8/23/2006

Wendy sent me a link to the Forbes article Don't Marry A Career Woman (text here or maybe still here) before it got taken down. There was a great debate about it on one of her mailing lists -- did I think it was sexist?

Yeah, I do -- the whole tone, the fact that it assumes only men read the magazine (Men, listen here!), the idea that all these studies support that women working is the problem with shaky marriages, not men refusing to adapt to a new way of life, of expecting women to keep cleaning the house and feeding them dinner even if said women work the same or more hours than they did.

My main reaction wasn't "Shock! Horror! Outrage!", however; it was more like "What, again? We're still talking about how feminism ruined the world, and implying that if women just went back to their theoretical 1950s happy housewife roles, all would be right with the world? Aren't we all tired of that now?"

Because it's not like articles like this are going to convince most women to stop working -- we work because we have to, to support ourselves or our families. There's some segment of society where one spouse makes enough money that the other can choose not to work, but that segment is pretty small. And look, I like supporting myself --- not the work itself, sometimes, but the independence. Would I rather not work, retire to an island somewhere and have comely cabana boys at my beck and call? Hell yeah. But that's unlikely to happen. And since that's not so much an option, I'm glad I have the choice to support myself rather than having to get married because women aren't allowed to work.

Wendy's take was that the author was a flippant ass, but that the stats were just stats, and there's nothing sexist about them. Her position may be at least partially represented here. (Does that sound right, Wendy?) I say that flippant-ass tone, along with taking some gender-neutral stats ("individuals who earn more than $30,000 a year are more likely to cheat") and saying that they support the argument that women working is baaaad pretty much makes it sexist.

Now personally, I don't think Forbes should have printed the article in the first place -- it's not terribly newsy and it doesn't really say anything, so what's the point? It's just going to piss people off. Which, of course, it did (rightly, I think), and it was taken down. Now, of course, Rush Limbaugh and such are saying the feminists have no sense of humor, blah blah blah. Fortunatley, a bunch of stuff went up to contradict that almost immediately.

I love the Gawker item, as well as the Cliff Notes version of the photo essay (no, seriously) that accompanied the original article. Discombobulation Station has some pretty awesome alternate headlines. Dealbreaker has a nice take on it: "In our opinion,** that could have easily been rewritten as professional women are "less likely to put up with mediocre or bad marriages, more likely to admit to cheating, less likely to have children if they feel they feel they're not equipped to, and if they do have kids, more likely to admit to being unhappy about it," but what do we know?" And Feministe has a point-by-point rebuttal.

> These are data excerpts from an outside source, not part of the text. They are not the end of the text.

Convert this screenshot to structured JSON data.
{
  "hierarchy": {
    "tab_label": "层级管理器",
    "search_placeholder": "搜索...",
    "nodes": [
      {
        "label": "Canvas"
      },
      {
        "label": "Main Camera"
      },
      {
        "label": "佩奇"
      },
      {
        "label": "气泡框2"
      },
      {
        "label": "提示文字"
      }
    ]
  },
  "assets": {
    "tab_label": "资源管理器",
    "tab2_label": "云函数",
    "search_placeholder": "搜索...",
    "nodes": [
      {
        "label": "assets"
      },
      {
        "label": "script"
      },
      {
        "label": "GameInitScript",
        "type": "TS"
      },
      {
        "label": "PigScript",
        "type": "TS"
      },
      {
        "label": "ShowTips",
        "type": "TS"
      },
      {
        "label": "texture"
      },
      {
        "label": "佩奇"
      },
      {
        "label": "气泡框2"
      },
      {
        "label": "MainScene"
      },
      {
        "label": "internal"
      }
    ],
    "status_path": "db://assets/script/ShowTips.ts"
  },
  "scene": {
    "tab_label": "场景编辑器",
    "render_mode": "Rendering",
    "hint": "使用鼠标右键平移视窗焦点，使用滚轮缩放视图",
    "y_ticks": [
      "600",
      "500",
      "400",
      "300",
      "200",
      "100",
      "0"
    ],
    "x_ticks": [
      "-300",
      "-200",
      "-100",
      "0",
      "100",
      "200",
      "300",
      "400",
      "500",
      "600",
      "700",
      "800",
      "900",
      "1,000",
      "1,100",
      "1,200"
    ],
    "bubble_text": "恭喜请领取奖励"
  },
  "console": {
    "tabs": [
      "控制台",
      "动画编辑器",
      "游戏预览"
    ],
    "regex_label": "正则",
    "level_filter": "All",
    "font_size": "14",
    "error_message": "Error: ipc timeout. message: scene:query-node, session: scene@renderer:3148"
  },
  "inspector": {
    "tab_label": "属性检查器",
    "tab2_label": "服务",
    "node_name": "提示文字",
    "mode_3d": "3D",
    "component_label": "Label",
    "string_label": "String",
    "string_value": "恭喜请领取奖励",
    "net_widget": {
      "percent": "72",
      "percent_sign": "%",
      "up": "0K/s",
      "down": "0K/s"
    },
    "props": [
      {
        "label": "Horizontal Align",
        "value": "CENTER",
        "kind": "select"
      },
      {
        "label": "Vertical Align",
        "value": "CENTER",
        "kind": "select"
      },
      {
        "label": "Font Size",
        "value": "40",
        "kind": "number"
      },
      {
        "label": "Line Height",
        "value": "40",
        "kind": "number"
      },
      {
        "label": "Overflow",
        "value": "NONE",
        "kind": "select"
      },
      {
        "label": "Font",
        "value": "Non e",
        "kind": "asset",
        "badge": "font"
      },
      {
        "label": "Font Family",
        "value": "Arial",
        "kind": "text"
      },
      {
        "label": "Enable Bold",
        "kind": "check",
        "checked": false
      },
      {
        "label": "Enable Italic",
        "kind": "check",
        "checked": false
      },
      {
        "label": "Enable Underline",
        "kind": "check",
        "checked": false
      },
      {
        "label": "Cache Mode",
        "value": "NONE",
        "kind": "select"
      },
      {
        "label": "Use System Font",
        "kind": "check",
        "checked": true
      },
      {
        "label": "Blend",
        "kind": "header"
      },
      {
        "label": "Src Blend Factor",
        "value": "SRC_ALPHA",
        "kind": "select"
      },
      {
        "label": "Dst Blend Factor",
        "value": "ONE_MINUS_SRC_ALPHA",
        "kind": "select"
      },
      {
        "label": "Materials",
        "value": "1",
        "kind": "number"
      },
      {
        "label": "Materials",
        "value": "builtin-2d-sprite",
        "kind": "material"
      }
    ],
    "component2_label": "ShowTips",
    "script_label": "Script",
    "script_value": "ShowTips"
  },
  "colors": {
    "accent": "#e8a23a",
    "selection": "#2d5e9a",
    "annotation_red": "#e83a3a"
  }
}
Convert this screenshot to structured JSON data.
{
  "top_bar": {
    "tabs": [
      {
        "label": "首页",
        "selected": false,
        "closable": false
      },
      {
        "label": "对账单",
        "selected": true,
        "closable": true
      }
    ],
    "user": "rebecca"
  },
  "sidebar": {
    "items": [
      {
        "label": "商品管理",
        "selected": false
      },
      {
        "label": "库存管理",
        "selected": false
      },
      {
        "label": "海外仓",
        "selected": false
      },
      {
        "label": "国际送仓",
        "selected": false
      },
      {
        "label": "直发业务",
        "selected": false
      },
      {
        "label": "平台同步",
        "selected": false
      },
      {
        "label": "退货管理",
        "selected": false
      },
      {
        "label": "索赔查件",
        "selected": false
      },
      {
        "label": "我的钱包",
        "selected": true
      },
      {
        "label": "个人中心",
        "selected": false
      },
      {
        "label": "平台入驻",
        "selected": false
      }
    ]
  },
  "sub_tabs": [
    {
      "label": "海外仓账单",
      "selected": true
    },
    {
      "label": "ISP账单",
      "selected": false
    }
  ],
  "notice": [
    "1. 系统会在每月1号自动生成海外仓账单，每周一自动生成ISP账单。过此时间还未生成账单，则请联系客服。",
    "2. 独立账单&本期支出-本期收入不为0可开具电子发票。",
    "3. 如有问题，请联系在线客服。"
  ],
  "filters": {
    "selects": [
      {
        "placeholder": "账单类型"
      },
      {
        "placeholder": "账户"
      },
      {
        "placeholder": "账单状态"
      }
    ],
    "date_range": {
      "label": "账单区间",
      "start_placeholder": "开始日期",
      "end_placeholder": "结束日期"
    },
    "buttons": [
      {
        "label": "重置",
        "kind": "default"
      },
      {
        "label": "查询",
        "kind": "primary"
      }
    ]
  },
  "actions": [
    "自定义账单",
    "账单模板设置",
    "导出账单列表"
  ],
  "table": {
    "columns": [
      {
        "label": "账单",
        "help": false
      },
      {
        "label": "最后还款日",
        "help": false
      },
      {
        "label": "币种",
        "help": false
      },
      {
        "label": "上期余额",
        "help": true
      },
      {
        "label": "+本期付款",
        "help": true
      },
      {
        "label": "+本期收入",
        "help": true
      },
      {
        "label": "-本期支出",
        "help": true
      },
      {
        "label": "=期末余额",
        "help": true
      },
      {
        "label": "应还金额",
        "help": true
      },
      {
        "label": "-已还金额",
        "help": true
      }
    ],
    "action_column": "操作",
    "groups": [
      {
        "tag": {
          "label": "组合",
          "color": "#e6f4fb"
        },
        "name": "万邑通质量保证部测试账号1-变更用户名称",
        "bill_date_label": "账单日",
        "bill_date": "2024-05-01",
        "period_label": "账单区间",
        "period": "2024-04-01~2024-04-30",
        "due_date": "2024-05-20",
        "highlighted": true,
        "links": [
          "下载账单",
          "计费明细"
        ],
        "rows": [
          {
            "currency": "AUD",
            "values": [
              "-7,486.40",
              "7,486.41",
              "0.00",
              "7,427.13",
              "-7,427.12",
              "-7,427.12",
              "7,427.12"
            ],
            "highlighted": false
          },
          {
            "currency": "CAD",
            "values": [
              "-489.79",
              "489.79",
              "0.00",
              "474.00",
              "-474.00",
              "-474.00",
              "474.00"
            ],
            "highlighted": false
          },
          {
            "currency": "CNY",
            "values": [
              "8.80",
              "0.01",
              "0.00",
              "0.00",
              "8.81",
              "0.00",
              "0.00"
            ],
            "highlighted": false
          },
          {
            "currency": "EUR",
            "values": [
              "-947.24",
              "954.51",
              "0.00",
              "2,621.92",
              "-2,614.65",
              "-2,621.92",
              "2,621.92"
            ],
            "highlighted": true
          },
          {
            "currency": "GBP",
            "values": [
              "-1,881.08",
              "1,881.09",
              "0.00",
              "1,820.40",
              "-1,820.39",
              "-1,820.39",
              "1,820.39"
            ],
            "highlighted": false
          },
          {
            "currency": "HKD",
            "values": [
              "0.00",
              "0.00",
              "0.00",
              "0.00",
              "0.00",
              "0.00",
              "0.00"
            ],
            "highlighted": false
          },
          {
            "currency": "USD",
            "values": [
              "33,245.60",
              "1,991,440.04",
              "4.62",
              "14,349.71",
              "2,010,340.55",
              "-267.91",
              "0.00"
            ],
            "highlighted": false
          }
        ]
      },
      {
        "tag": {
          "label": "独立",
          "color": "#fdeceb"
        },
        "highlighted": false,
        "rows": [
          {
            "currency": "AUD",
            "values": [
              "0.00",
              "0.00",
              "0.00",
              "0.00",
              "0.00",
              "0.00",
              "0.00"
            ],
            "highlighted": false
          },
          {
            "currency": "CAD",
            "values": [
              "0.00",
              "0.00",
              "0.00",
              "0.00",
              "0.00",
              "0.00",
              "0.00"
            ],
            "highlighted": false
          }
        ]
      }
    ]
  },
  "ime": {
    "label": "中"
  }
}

(What strikes me as especially funny in the Feministe's one is the reflexive apology for her title, "Why You Should Marry a Doormat*" That asterisk leads to a disclaimer that "This should not imply that all women who stay home, or women who work but aren't "career women," are doormats...." Because she's thinking "Someone won't get the joke, and I'll get angry e-mails, because there are plenty of people out there who don't have a sense of humor, feminist or no, and it's just not worth the trouble....")

And I fall back on what I've pretty much always said: In most cases, the differences between individuals is wider than the differences between genders. Some women will be happiest staying homw and raising kids or taking care of the household, which is damn hard work. Some, like me, are happier not having kids and working on their own.

But let's face it: The vast majority of women work because they have to, not because they're pursuing female empowerment or sticking it to the man. So what do articles like this do, besides stir up guilt and recriminations and all sorts of ickiness? Women do work outside the home. It just is. I'm guessing the reason some marriages fail is because couples don't adapt to this new reality, are still buying into the idea that the woman is the "homemaker" and the man is the "breadwinner", when in reality they both need to fill both of those roles. And I'm thinking more marriages are failing because women have choices now: They don't have to be dependent on their husbands or fathers for support. They don't have to stay in marriages that don't work. They can leave. That fact, that ability, is a good thing. I'm not saying "Whee! Divorce is fun!" I'm saying that it's better to have the choice than not, it's better to have the ability than to be trapped. It's called free will. It's a good thing. Trust me.

(Wendy, feel free to rebut anything I said that you feel misrepresents your position -- as your token naive, heathen, liberal, moonbat, feminazi friend, I realize I may not have understood everything that my token traditional-family-values, religious, libertarian-to-the-point-of-scariness friend was getting at.)

Update: Wendy replied on IM with " and since you ask, part of my position is informed by statistics that show kids get the short end of the stick when mom works"... and then we went back and forth for a while, and then had this exchange:
subversified: i agree
sjerslix: ...
sjerslix: so why are we arguing?
subversified: because i keep saying things in ways that hit you wrong
sjerslix: So have we basically been in agreement this whole time?
subversified: i have no idea
sjerslix: Heh. Me neither
Everyone needs a friend like Wendy, who pushes and challenges even when you end up being in agreement.